His conclusion was similar to what we have seen before from his office. Yes, useage of the phrase in the incident cited was probably unnecessary but it “in no way violates CBC’s journalistic standards.” (More on those “standards” later)
This was the same approach Nagler used with our complaint back in 2021, when we challenged the on-air apology about the use of “Palestine” during an interview. This was when CBC’s infamous language guide received international exposure for its pro-Israel bias, a guide that states: So do not refer to Palestine or show a map with Palestine as a country. Use the term “pro-Palestinian” instead of “pro-Palestine” when referring in generic ways to Palestinian supporters.
This new review covers a complaint that is now almost one year old, going back to Jan. 11, 2024. As such, it gives us a unique opportunity to see how CBC’s framing of the health situation in Gaza helped lay the groundwork for Israel’s horrific destruction of Gaza’s entire medical infrastructure and the arrest and torture of doctors and other medical staff.
The repetition of such terminology has consequences and as the original complainants noted: “the addition of the “Hamas-led” qualifier is inherently pejorative in intent. It is also preposterous for reasons we have stated, showing direct bias against the integrity of the Gazan health authority. The “Hamas-run health ministry” is synonymous with ‘terrorist health ministry’.”
This imaging, this dehumanization of all Palestinians in Gaza as terrorists (even kids) is the foundation for what we have seen recently and are still witnessing at hospitals across Gaza…Kamal Adwan hospital, Indonesian hospital, AlAhli hospital and the list goes on. The cornerstone was laid for Western public opinion to accept these atrocities, although the response in recent days to the arrests and disappearance of Kamal Adwan’s staff and director has defied this racist narrative.
The CBC ombudsman concludes his rambling review with the following:
The point for consideration, then, is volume and frequency. I note that the phrase “Hamas-run” is used much less often in CBC’s reporting these days. I would encourage programmers to use it as sparingly as possible, and only when relevant to the story at hand.
But no, this is too little, too late. The damage has been done and the outcome is there for all to see.
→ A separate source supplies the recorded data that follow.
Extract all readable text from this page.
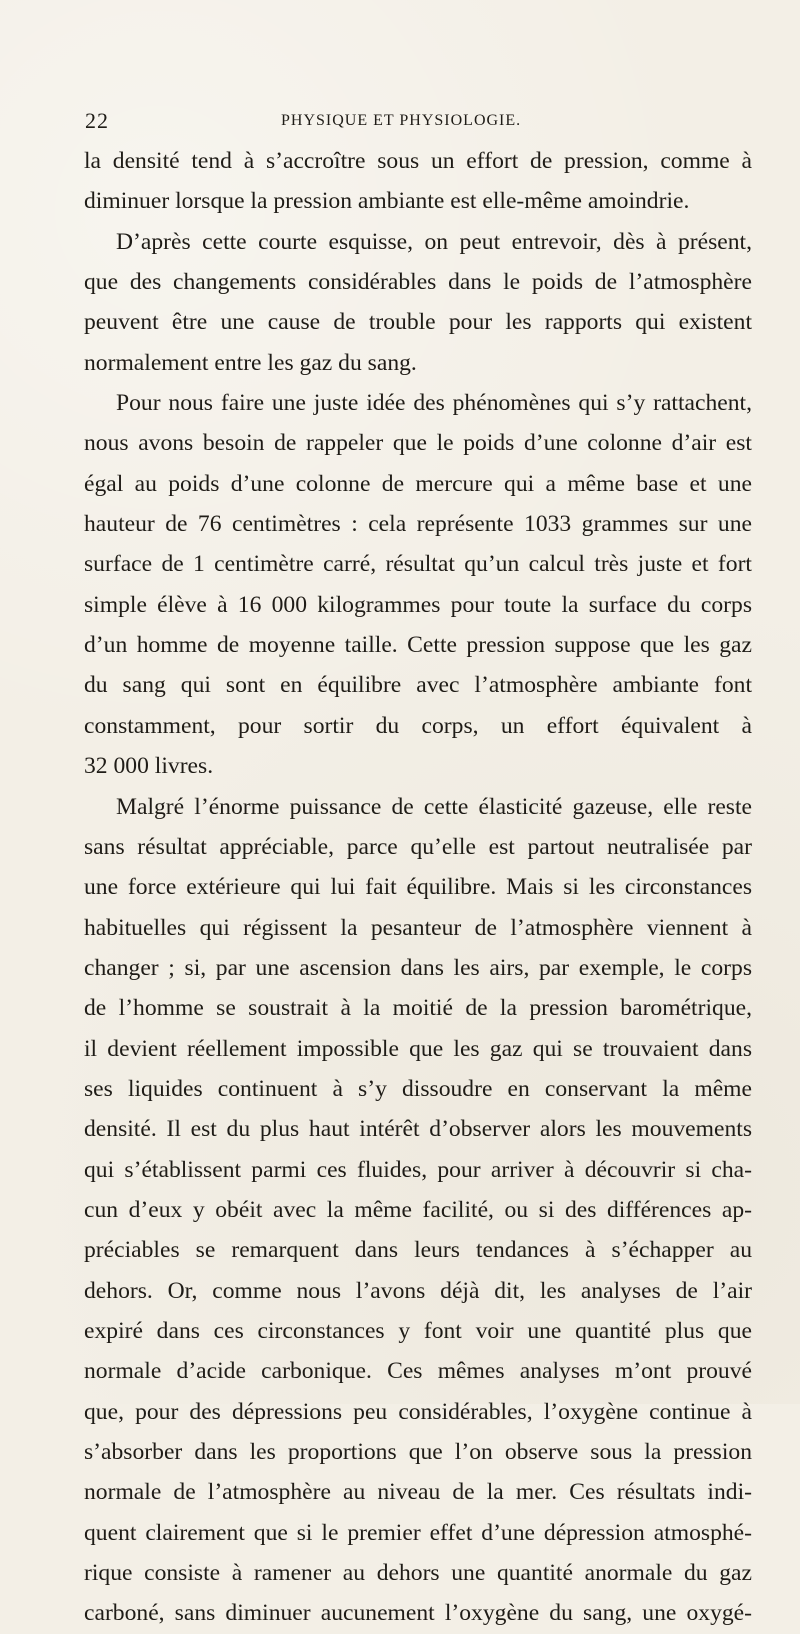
22	PHYSIQUE ET PHYSIOLOGIE.
la densité tend à s’accroître sous un effort de pression, comme à
diminuer lorsque la pression ambiante est elle-même amoindrie.
D’après cette courte esquisse, on peut entrevoir, dès à présent,
que des changements considérables dans le poids de l’atmosphère
peuvent être une cause de trouble pour les rapports qui existent
normalement entre les gaz du sang.
Pour nous faire une juste idée des phénomènes qui s’y rattachent,
nous avons besoin de rappeler que le poids d’une colonne d’air est
égal au poids d’une colonne de mercure qui a même base et une
hauteur de 76 centimètres : cela représente 1033 grammes sur une
surface de 1 centimètre carré, résultat qu’un calcul très juste et fort
simple élève à 16 000 kilogrammes pour toute la surface du corps
d’un homme de moyenne taille. Cette pression suppose que les gaz
du sang qui sont en équilibre avec l’atmosphère ambiante font
constamment, pour sortir du corps, un effort équivalent à
32 000 livres.
Malgré l’énorme puissance de cette élasticité gazeuse, elle reste
sans résultat appréciable, parce qu’elle est partout neutralisée par
une force extérieure qui lui fait équilibre. Mais si les circonstances
habituelles qui régissent la pesanteur de l’atmosphère viennent à
changer ; si, par une ascension dans les airs, par exemple, le corps
de l’homme se soustrait à la moitié de la pression barométrique,
il devient réellement impossible que les gaz qui se trouvaient dans
ses liquides continuent à s’y dissoudre en conservant la même
densité. Il est du plus haut intérêt d’observer alors les mouvements
qui s’établissent parmi ces fluides, pour arriver à découvrir si cha-
cun d’eux y obéit avec la même facilité, ou si des différences ap-
préciables se remarquent dans leurs tendances à s’échapper au
dehors. Or, comme nous l’avons déjà dit, les analyses de l’air
expiré dans ces circonstances y font voir une quantité plus que
normale d’acide carbonique. Ces mêmes analyses m’ont prouvé
que, pour des dépressions peu considérables, l’oxygène continue à
s’absorber dans les proportions que l’on observe sous la pression
normale de l’atmosphère au niveau de la mer. Ces résultats indi-
quent clairement que si le premier effet d’une dépression atmosphé-
rique consiste à ramener au dehors une quantité anormale du gaz
carboné, sans diminuer aucunement l’oxygène du sang, une oxygé-
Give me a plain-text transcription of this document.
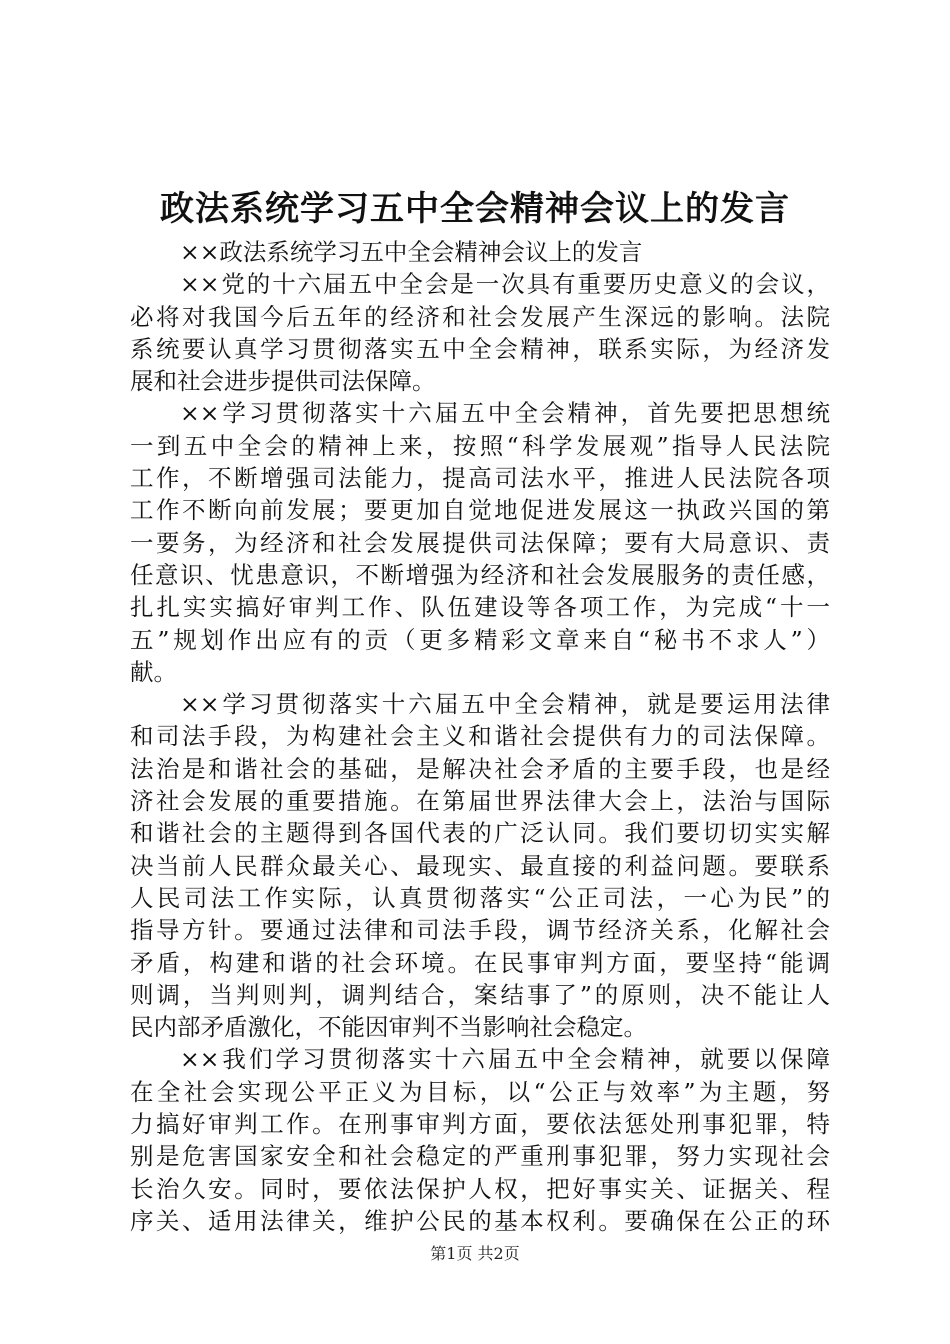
政法系统学习五中全会精神会议上的发言
××政法系统学习五中全会精神会议上的发言
××党的十六届五中全会是一次具有重要历史意义的会议，
必将对我国今后五年的经济和社会发展产生深远的影响。法院
系统要认真学习贯彻落实五中全会精神，联系实际，为经济发
展和社会进步提供司法保障。
××学习贯彻落实十六届五中全会精神，首先要把思想统
一到五中全会的精神上来，按照“科学发展观”指导人民法院
工作，不断增强司法能力，提高司法水平，推进人民法院各项
工作不断向前发展；要更加自觉地促进发展这一执政兴国的第
一要务，为经济和社会发展提供司法保障；要有大局意识、责
任意识、忧患意识，不断增强为经济和社会发展服务的责任感，
扎扎实实搞好审判工作、队伍建设等各项工作，为完成“十一
五”规划作出应有的贡（更多精彩文章来自“秘书不求人”）
献。
××学习贯彻落实十六届五中全会精神，就是要运用法律
和司法手段，为构建社会主义和谐社会提供有力的司法保障。
法治是和谐社会的基础，是解决社会矛盾的主要手段，也是经
济社会发展的重要措施。在第届世界法律大会上，法治与国际
和谐社会的主题得到各国代表的广泛认同。我们要切切实实解
决当前人民群众最关心、最现实、最直接的利益问题。要联系
人民司法工作实际，认真贯彻落实“公正司法，一心为民”的
指导方针。要通过法律和司法手段，调节经济关系，化解社会
矛盾，构建和谐的社会环境。在民事审判方面，要坚持“能调
则调，当判则判，调判结合，案结事了”的原则，决不能让人
民内部矛盾激化，不能因审判不当影响社会稳定。
××我们学习贯彻落实十六届五中全会精神，就要以保障
在全社会实现公平正义为目标，以“公正与效率”为主题，努
力搞好审判工作。在刑事审判方面，要依法惩处刑事犯罪，特
别是危害国家安全和社会稳定的严重刑事犯罪，努力实现社会
长治久安。同时，要依法保护人权，把好事实关、证据关、程
序关、适用法律关，维护公民的基本权利。要确保在公正的环
第1页 共2页
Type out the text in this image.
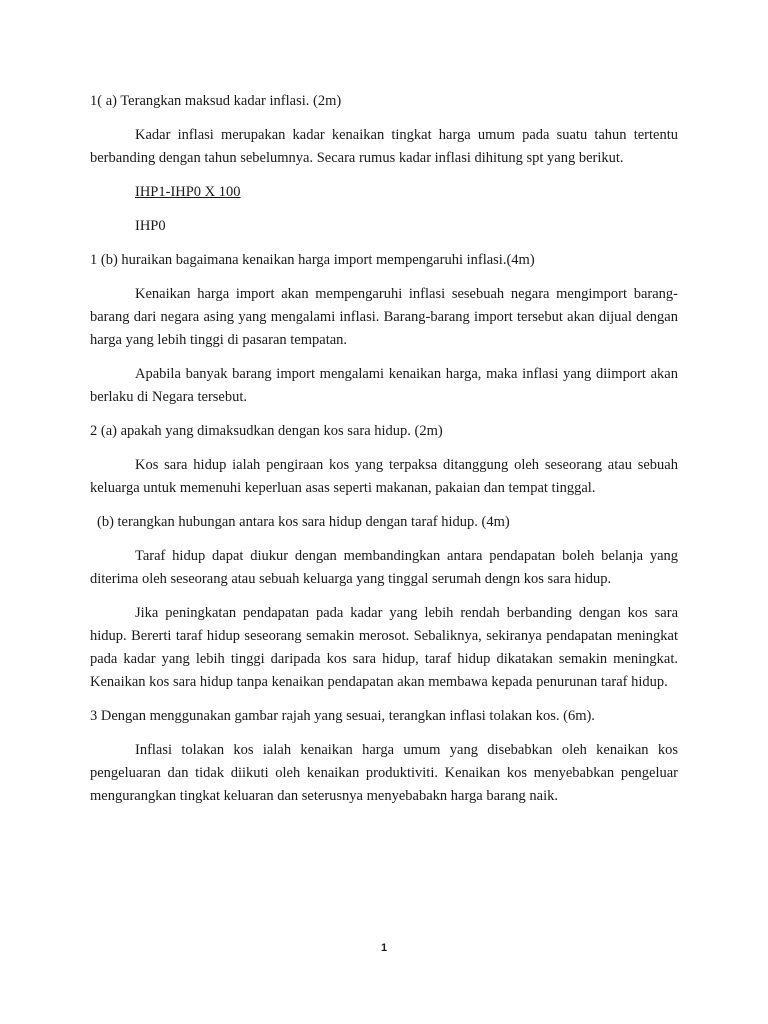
1( a) Terangkan maksud kadar inflasi. (2m)

Kadar inflasi merupakan kadar kenaikan tingkat harga umum pada suatu tahun tertentu berbanding dengan tahun sebelumnya. Secara rumus kadar inflasi dihitung spt yang berikut.

IHP1-IHP0 X 100

IHP0

1 (b) huraikan bagaimana kenaikan harga import mempengaruhi inflasi.(4m)

Kenaikan harga import akan mempengaruhi inflasi sesebuah negara mengimport barang-barang dari negara asing yang mengalami inflasi. Barang-barang import tersebut akan dijual dengan harga yang lebih tinggi di pasaran tempatan.

Apabila banyak barang import mengalami kenaikan harga, maka inflasi yang diimport akan berlaku di Negara tersebut.

2 (a) apakah yang dimaksudkan dengan kos sara hidup. (2m)

Kos sara hidup ialah pengiraan kos yang terpaksa ditanggung oleh seseorang atau sebuah keluarga untuk memenuhi keperluan asas seperti makanan, pakaian dan tempat tinggal.

(b) terangkan hubungan antara kos sara hidup dengan taraf hidup. (4m)

Taraf hidup dapat diukur dengan membandingkan antara pendapatan boleh belanja yang diterima oleh seseorang atau sebuah keluarga yang tinggal serumah dengn kos sara hidup.

Jika peningkatan pendapatan pada kadar yang lebih rendah berbanding dengan kos sara hidup. Bererti taraf hidup seseorang semakin merosot. Sebaliknya, sekiranya pendapatan meningkat pada kadar yang lebih tinggi daripada kos sara hidup, taraf hidup dikatakan semakin meningkat. Kenaikan kos sara hidup tanpa kenaikan pendapatan akan membawa kepada penurunan taraf hidup.

3 Dengan menggunakan gambar rajah yang sesuai, terangkan inflasi tolakan kos. (6m).

Inflasi tolakan kos ialah kenaikan harga umum yang disebabkan oleh kenaikan kos pengeluaran dan tidak diikuti oleh kenaikan produktiviti. Kenaikan kos menyebabkan pengeluar mengurangkan tingkat keluaran dan seterusnya menyebabakn harga barang naik.

1
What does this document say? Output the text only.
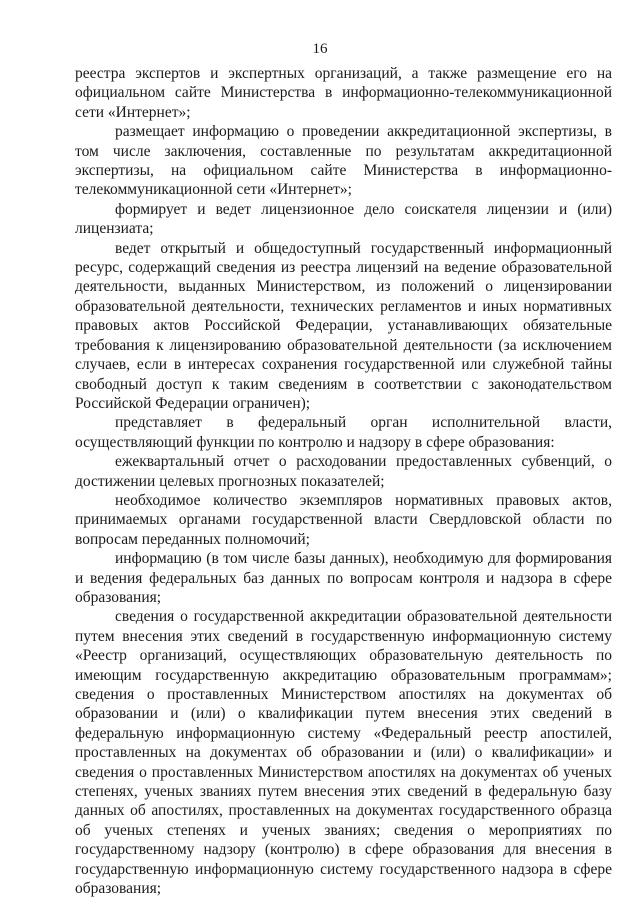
16

реестра экспертов и экспертных организаций, а также размещение его на официальном сайте Министерства в информационно-телекоммуникационной сети «Интернет»;

размещает информацию о проведении аккредитационной экспертизы, в том числе заключения, составленные по результатам аккредитационной экспертизы, на официальном сайте Министерства в информационно-телекоммуникационной сети «Интернет»;

формирует и ведет лицензионное дело соискателя лицензии и (или) лицензиата;

ведет открытый и общедоступный государственный информационный ресурс, содержащий сведения из реестра лицензий на ведение образовательной деятельности, выданных Министерством, из положений о лицензировании образовательной деятельности, технических регламентов и иных нормативных правовых актов Российской Федерации, устанавливающих обязательные требования к лицензированию образовательной деятельности (за исключением случаев, если в интересах сохранения государственной или служебной тайны свободный доступ к таким сведениям в соответствии с законодательством Российской Федерации ограничен);

представляет в федеральный орган исполнительной власти, осуществляющий функции по контролю и надзору в сфере образования:

ежеквартальный отчет о расходовании предоставленных субвенций, о достижении целевых прогнозных показателей;

необходимое количество экземпляров нормативных правовых актов, принимаемых органами государственной власти Свердловской области по вопросам переданных полномочий;

информацию (в том числе базы данных), необходимую для формирования и ведения федеральных баз данных по вопросам контроля и надзора в сфере образования;

сведения о государственной аккредитации образовательной деятельности путем внесения этих сведений в государственную информационную систему «Реестр организаций, осуществляющих образовательную деятельность по имеющим государственную аккредитацию образовательным программам»; сведения о проставленных Министерством апостилях на документах об образовании и (или) о квалификации путем внесения этих сведений в федеральную информационную систему «Федеральный реестр апостилей, проставленных на документах об образовании и (или) о квалификации» и сведения о проставленных Министерством апостилях на документах об ученых степенях, ученых званиях путем внесения этих сведений в федеральную базу данных об апостилях, проставленных на документах государственного образца об ученых степенях и ученых званиях; сведения о мероприятиях по государственному надзору (контролю) в сфере образования для внесения в государственную информационную систему государственного надзора в сфере образования;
Gaza’s health care system will take generations to recover and that was really the Israeli objective from the beginning. An objective that CBC obligingly aided and is now still defending.
Which brings us back to CBC and its touted “journalistic standards”.
Don’t tell us your seasoned journalists and editors don’t understand the power of language and the role of media in perpetuating a specific narrative. Don’t expect us to believe that you don’t comprehend how the words you use will help facilitate a certain outcome…outcome of genocide, an outcome of the obliteration of Palestinian society in Gaza.
Your senior executives can repeat endlessly that they “reject the idea that CBC News is somehow…’cheerleading a Genocide’.” We know that CBC is complicit in genocide, and history has now proven that this is true beyond any doubt. These are your only journalistic standards, whether by intent or cowardice.